First Takes: You Want Veggies With That?

Janice Kleinschmidt. Restaurants

Grab a frozen yogurt from Cactusberry in downtown Palm Springs and you’ll get a bonus of corn and potatoes.

It’s better than it sounds. After all, you don’t eat the corn and potatoes; they’re just used to make cups, lids, and spoons.

Cactusberry owners Dolf Castillo and Darron Dahle took Al Gore’s warnings about global warming to heart when they saw his film An Inconvenient Truth. Before opening up shop in a 1936 La Plaza building, they installed energy-efficient insulation and inch-thick, dual-pane windows. Through research, they found 100 per-cent biodegradable packaging made by NatureWorks, the first U.S. company to manufacture greenhouse gas neutral polymers from 100 percent renewable resources.

Castillo and Dahle pay twice as much for the corn-based cups and lids and potato-based spoons, plus extra to have biodegradable notices printed on the packaging.

“As the public becomes more aware of healthy choices in eating, then you can take it a step further,” Castillo says.
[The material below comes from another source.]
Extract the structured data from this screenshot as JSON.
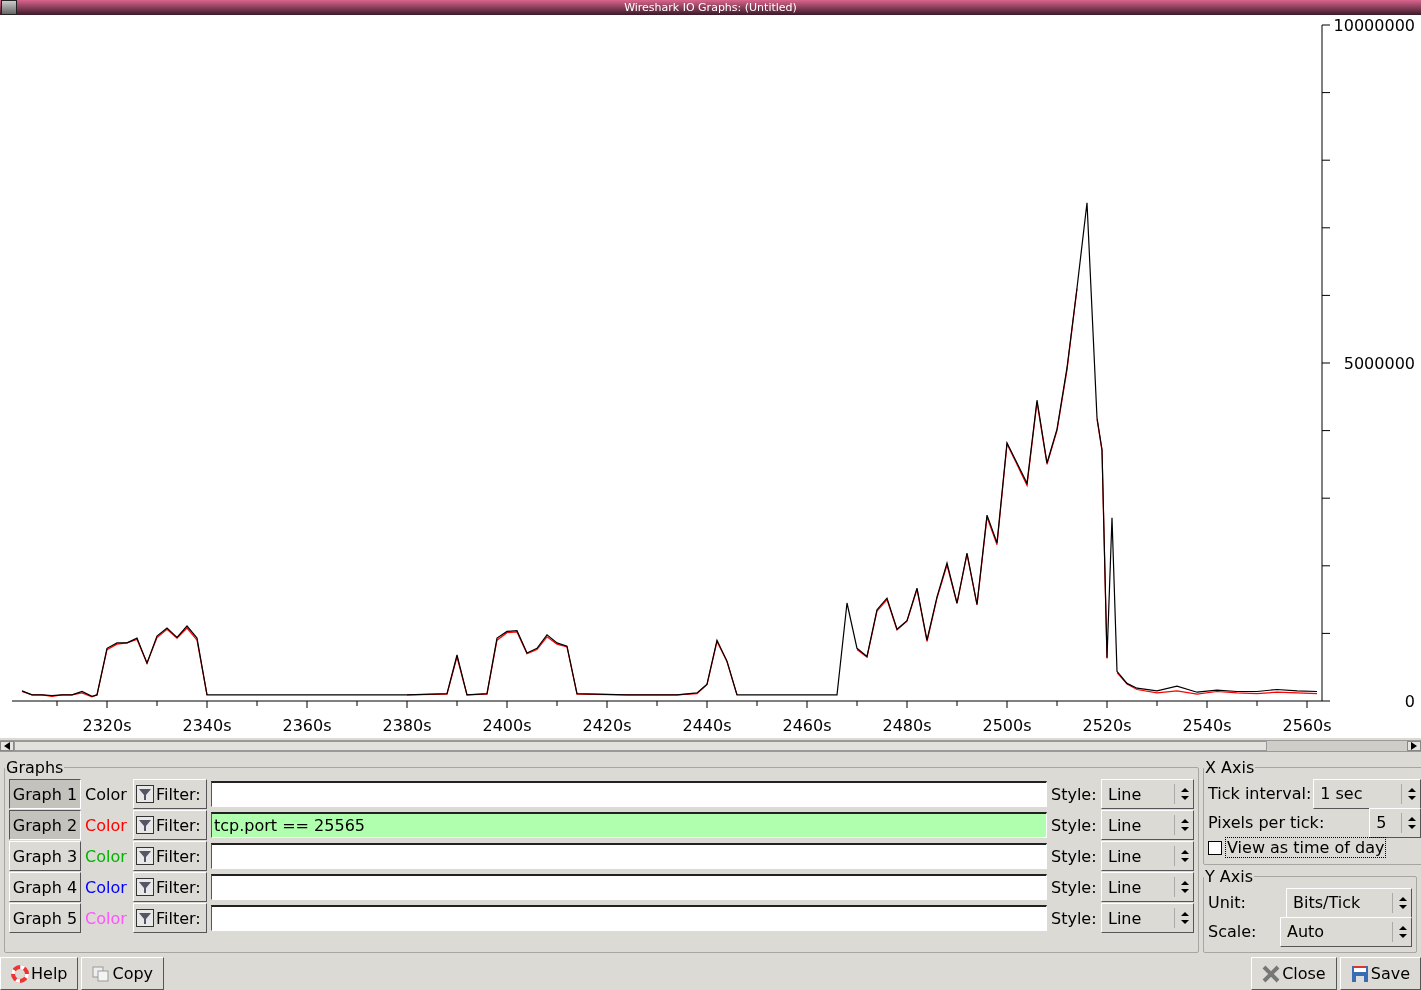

He adds that he and Dahle were influenced by frequent trips to Europe, where they noticed businesses are paying attention to being green. “Why not apply those principles to the desert, which is such a fragile environment?”

He explains Cactusberry’s tag line: “It’s good for you — meaning the yogurt — and it’s good for the environment — meaning the packaging.”